Hipsters vs. Old-timers battle flares up again

for The Brooklyn Paper

Dozens of hipsters — and the old-timers who resent them — stormed a community meeting on Monday night, showing the ongoing clash of cultures that collided when people flooded the streets after Barack Obama’s election win on Nov. 4.

Three people were arrested during the celebration — and many more were roughed up, according to witnesses — and on Monday night, dozens of people who had danced in the streets had a chance to vent their frustrations at the officers of the 94th Precinct.

One after another, youngsters stood up and alleged mistreatment at the hands of the police on the night of Nov. 4-5, after Barack Obama was declared the winner of the presidential election shortly after 11 pm.

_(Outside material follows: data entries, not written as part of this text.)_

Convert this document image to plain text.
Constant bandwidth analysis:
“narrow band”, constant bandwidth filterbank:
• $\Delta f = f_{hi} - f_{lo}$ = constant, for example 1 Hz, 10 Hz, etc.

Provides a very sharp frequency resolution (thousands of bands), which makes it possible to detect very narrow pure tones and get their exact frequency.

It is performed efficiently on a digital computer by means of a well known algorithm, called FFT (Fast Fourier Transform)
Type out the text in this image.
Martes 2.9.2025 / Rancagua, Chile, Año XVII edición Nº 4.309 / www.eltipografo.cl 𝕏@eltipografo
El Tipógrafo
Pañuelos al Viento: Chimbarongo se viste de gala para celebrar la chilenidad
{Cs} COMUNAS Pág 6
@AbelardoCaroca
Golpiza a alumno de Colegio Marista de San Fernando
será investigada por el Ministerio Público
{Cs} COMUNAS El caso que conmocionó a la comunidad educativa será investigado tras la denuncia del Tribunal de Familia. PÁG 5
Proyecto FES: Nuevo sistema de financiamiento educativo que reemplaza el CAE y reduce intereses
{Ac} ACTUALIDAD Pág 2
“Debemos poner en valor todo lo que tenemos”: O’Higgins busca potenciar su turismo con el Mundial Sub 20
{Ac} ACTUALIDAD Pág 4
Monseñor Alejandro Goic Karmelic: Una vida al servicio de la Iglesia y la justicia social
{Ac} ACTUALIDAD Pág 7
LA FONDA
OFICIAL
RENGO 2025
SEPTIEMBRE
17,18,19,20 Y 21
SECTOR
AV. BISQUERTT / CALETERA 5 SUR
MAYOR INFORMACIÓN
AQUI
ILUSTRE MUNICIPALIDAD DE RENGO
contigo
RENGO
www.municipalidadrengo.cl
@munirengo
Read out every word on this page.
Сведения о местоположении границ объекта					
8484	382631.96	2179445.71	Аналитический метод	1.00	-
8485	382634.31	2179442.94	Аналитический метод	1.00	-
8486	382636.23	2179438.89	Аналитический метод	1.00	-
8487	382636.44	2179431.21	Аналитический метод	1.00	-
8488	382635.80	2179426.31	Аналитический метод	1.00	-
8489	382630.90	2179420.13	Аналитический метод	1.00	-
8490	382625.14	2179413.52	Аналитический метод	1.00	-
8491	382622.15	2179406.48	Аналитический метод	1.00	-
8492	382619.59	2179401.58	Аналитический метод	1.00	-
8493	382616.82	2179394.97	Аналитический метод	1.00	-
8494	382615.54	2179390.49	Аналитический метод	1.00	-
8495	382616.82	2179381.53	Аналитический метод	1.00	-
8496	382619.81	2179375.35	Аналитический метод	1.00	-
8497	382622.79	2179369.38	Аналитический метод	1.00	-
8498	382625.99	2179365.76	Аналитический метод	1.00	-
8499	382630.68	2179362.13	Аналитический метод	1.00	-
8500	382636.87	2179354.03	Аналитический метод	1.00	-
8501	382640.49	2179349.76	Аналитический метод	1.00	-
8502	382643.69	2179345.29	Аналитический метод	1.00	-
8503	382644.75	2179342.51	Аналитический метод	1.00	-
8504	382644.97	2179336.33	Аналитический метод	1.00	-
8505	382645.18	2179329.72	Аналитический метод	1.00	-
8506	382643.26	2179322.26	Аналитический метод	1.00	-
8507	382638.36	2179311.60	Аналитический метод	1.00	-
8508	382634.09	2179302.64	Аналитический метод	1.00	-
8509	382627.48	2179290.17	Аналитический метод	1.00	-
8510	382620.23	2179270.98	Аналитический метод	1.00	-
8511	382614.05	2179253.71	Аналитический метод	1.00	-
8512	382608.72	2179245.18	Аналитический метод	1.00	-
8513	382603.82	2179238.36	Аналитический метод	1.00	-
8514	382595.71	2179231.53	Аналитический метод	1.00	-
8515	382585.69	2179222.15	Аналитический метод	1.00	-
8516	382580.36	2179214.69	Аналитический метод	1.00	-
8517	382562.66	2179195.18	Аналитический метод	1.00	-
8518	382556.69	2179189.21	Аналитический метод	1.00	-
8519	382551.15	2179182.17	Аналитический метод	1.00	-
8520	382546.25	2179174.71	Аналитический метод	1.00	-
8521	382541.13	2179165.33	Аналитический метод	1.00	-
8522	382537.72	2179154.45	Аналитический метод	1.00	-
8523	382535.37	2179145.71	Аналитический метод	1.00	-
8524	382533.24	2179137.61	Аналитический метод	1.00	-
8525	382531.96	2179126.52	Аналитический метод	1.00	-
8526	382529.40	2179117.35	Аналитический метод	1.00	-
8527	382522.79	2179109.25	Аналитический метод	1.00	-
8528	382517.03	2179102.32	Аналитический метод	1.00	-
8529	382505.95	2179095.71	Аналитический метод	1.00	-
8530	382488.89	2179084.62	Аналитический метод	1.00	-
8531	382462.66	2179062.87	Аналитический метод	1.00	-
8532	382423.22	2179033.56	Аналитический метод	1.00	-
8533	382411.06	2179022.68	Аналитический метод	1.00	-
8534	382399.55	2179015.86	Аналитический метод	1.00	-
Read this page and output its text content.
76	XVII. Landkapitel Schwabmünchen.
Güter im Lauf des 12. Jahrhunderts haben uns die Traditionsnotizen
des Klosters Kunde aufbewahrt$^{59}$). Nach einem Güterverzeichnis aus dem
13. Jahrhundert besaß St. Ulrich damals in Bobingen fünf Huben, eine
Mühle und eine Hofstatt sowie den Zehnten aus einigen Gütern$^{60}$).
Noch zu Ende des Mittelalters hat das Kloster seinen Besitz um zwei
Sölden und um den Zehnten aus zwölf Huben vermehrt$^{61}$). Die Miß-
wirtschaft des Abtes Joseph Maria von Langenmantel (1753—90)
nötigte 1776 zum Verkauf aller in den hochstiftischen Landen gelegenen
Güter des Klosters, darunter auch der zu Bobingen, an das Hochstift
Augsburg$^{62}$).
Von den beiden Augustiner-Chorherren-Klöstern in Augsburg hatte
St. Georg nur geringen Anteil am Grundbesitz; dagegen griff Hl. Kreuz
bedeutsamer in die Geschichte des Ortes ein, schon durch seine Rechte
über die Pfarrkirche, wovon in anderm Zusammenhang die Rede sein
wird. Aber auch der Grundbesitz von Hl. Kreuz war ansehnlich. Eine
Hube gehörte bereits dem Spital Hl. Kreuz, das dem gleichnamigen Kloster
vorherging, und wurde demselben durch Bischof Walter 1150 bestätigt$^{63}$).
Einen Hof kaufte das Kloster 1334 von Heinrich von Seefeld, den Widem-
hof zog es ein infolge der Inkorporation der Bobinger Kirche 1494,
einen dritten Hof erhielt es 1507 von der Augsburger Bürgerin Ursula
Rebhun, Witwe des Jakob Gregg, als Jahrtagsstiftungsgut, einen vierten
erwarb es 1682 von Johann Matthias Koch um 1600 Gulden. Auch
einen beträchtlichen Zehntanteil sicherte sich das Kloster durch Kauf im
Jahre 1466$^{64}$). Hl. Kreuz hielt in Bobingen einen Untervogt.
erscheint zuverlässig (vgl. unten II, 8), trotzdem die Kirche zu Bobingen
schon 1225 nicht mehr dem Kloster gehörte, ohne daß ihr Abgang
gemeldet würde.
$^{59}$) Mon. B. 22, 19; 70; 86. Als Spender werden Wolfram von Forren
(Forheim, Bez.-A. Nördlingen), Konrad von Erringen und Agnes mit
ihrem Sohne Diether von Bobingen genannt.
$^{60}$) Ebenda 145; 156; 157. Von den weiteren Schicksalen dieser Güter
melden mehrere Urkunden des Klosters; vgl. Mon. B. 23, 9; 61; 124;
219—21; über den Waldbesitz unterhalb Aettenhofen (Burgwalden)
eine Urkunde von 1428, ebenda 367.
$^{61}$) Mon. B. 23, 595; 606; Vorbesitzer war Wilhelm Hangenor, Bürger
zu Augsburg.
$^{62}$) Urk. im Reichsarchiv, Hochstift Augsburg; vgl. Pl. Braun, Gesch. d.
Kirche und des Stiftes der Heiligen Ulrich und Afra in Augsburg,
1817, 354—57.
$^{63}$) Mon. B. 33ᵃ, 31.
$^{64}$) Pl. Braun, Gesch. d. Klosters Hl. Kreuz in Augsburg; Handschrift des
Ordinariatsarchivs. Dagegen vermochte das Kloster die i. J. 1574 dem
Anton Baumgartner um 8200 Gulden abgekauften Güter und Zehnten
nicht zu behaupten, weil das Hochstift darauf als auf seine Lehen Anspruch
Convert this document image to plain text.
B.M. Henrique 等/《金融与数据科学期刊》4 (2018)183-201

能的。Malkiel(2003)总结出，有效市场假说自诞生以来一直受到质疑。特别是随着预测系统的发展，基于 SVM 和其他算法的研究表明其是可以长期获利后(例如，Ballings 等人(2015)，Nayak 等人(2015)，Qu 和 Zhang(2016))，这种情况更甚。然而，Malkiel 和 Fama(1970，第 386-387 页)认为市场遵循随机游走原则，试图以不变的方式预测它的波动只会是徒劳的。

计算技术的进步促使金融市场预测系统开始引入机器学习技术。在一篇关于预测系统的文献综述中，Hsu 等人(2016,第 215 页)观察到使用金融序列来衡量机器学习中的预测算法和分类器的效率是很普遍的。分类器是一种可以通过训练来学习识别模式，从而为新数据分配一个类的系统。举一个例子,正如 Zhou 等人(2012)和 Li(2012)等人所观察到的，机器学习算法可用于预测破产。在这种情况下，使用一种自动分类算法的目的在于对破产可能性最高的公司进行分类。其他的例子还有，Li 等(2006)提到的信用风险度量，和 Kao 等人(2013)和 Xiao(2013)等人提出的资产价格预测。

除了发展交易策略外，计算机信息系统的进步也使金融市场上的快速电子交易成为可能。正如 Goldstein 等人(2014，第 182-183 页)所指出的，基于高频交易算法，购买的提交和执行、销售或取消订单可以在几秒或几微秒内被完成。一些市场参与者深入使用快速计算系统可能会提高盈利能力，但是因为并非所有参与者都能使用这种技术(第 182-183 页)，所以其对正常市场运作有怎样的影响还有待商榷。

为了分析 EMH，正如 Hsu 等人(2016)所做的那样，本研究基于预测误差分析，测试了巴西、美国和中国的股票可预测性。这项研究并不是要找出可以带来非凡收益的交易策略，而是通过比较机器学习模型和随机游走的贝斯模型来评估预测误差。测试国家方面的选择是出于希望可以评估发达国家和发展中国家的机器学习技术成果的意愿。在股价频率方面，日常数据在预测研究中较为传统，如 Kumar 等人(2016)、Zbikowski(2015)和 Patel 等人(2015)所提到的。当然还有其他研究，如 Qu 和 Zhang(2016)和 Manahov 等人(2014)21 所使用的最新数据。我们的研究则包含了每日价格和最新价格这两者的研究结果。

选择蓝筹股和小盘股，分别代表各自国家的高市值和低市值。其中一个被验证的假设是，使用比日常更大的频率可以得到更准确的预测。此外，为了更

At that time, hundreds of people, mostly young, poured into the streets of Greenpoint, shouting and celebrating. At 3 am, after several noise complaints, police dispersed the large, unauthorized crowd, sometimes roughly, speakers said.

“I was filming the event,” said one person, who identified himself as a video producer, “and an officer with a handlebar moustache threw my camera to the ground and smashed it.”

Another person claimed he experienced mistreatment despite not even being at the celebration.

“I was walking in the street with my friends at 11 pm,” said the man. “A female officer stopped us and accused us of having an open container [of alcohol].”

He that this was not the case, but the officer remained abusive.

“She refused to believe us, and told us that we could file a complaint, but it wouldn’t matter because it would be an officer’s word against the word of a civilian, and she had a ‘perfect record.”

Each anti-cop comment at the meeting of the 94th Precinct Community Council was met with increasing vociferousness from old-time residents. At times, Precinct Captain Dennis Fulton appeared to lose control of the crowd, and one of the meeting’s co-chairs tried to use a soda can as a gavel to restore calm.

In the end, the three dozen younger residents heard a mouthful from older residents, who complained just as vocally that three cops were injured in the election night celebration and that the streets are not the proper place for a celebration in the first place.

The undercurrent, of course, is that many longtime residents feel just as angry as the youngsters about what is happening in a neighborhood that has seen rapid change and gentrification over the last 15 years.

“The police reacted with too much restraint,” said an oldster.

Another elderly man directly addressed the younger crowd.

“You people think you can just break the law and create anarchy,” he said, drawing boos and cries of exasperation from the hipsters.